Intervention de François Zimeray

Réunion du 11 juillet 2012 à 10h00
Commission des affaires étrangères

François Zimeray, ambassadeur de France pour les droits de l'Homme :

Oui : de l'infuser dans chacun de nos actes, ce qui demande une grande énergie.

Vous m'avez interrogé sur la manière dont je conçois ma fonction. Je suis personnellement convaincu de deux ou trois choses. Tout d'abord, je rejette l'opposition traditionnelle, quelque peu primaire, entre, d'une part, le monde de l'idéal et de la vertu, dont relèveraient les droits de l'Homme, et, d'autre part, le monde du cynisme et de la Realpolitik. La défense des droits de l'Homme est une politique des réalités. Les droits de l'Homme, ce n'est pas de la morale. Ce sont des droits qui existent ou qui n'existent pas, qui sont appliqués ou qui sont violés – le droit de ne pas être torturé, le droit à l'enfance, le droit à un procès équitable – et, au bout du compte, ce sont des hommes, des femmes et des enfants. C'est du point de vue de ces réalités que nous devons nous situer pour évaluer l'efficacité de nos politiques en nous gardant de la tentation narcissique de défendre les droits de l'Homme pour nous-mêmes, au nom de l'image que nous avons de nous-mêmes, individuellement ou collectivement. En d'autres termes, les droits de l'Homme ne relèvent pas du registre déclaratoire, mais bien de l'action – action patiente, parfois ingrate, toujours recommencée, jamais aboutie.

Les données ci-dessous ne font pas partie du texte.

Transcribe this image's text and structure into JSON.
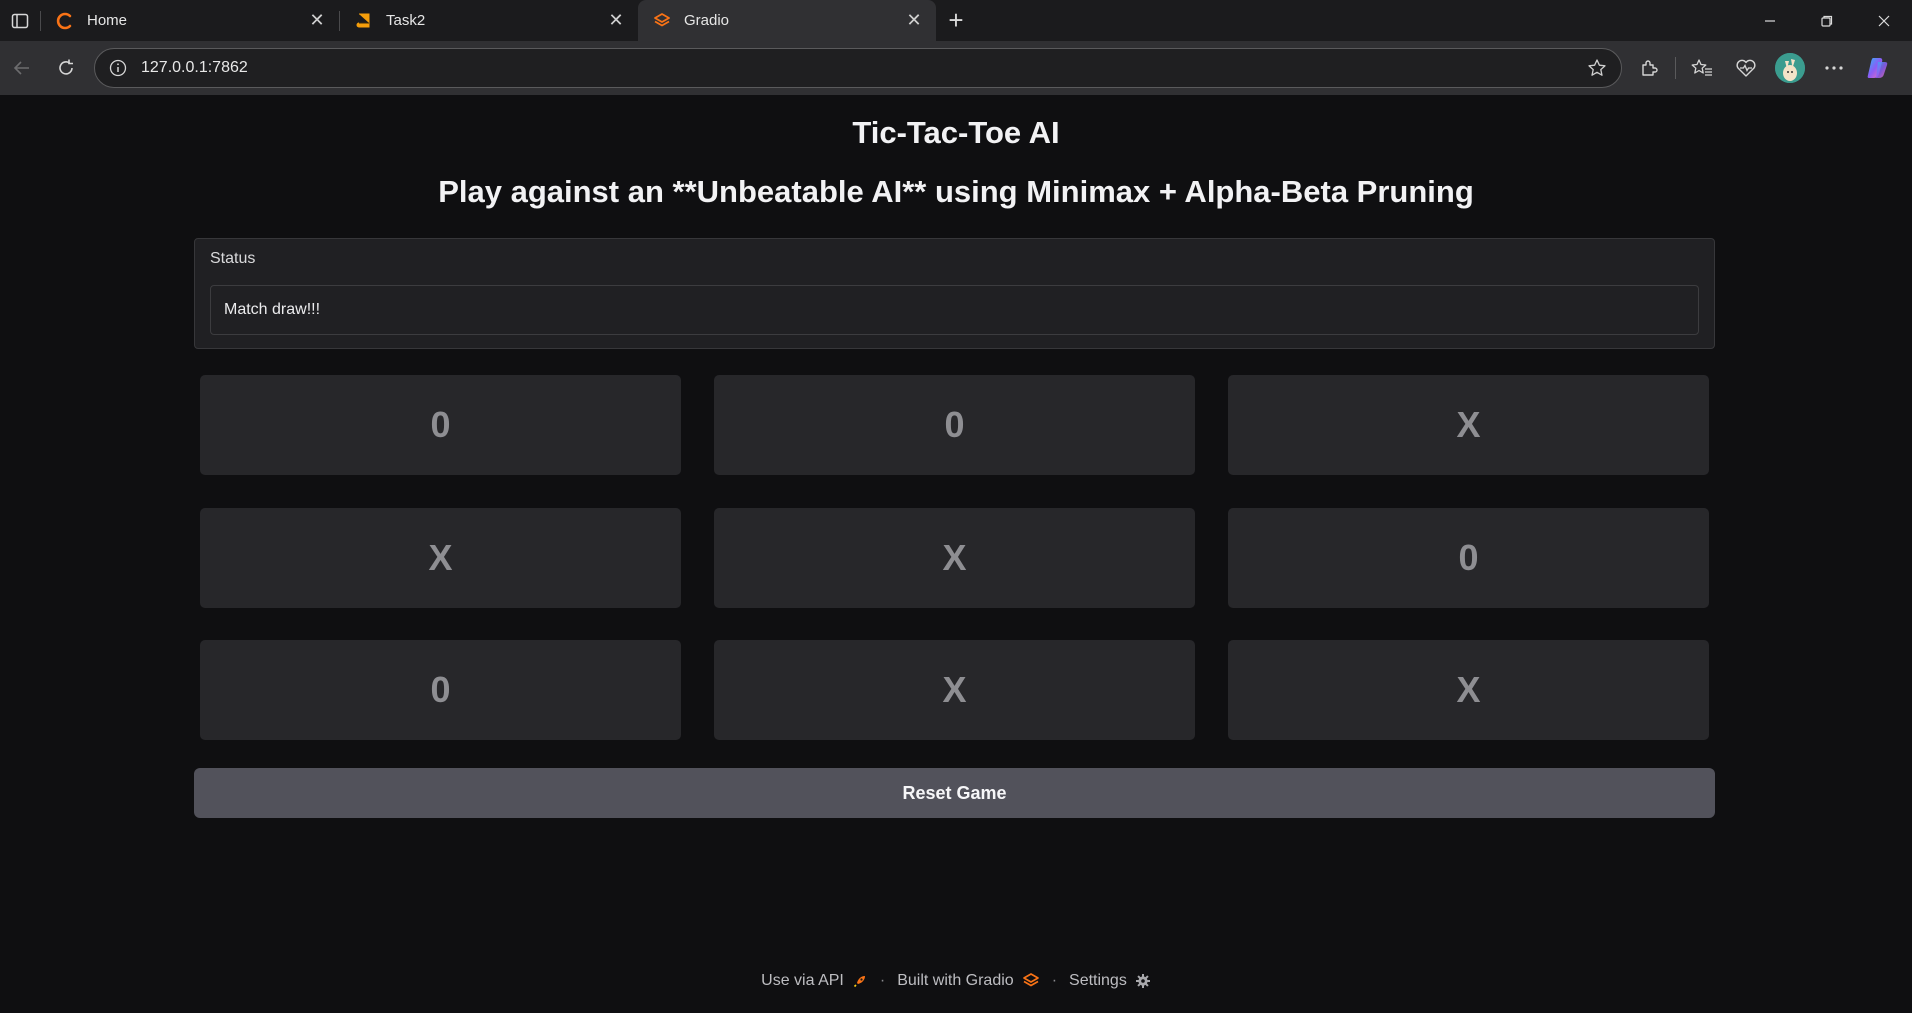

Si les droits de l'Homme constituent une dimension essentielle de l'action extérieure de la France, celle-ci ne s'y réduit pas. Il ne serait pas honnête de prétendre ignorer que nos ambassadeurs, chargés de soutenir les partisans des droits de l'Homme, ont aussi pour mission de défendre nos intérêts économiques, militaires, stratégiques, culturels et scientifiques. Or si l'on oppose les droits de l'Homme à ces autres missions, ils seront presque assurément perdants. Voilà pourquoi, de mon point de vue, il faut tenter de concilier autant que possible les droits de l'Homme et les autres intérêts que nous devons défendre, en évitant de tomber dans le piège qui consisterait à les opposer. Du point de vue personnel, narcissique, il peut être très satisfaisant de se refuser à prendre tel ou tel intérêt en considération, au nom des droits de l'Homme, de son éthique et de sa déontologie personnelles. Pour Jeanne Hersch, l'une des philosophes qui a le plus étudié les droits de l'Homme, ces droits sont absolus et insolubles, insolubles parce qu'absolus. Mais si la défense des droits de l'Homme est une politique des réalités, alors il faut bien qu'ils soient solubles, conciliables avec les autres dimensions de notre action extérieure.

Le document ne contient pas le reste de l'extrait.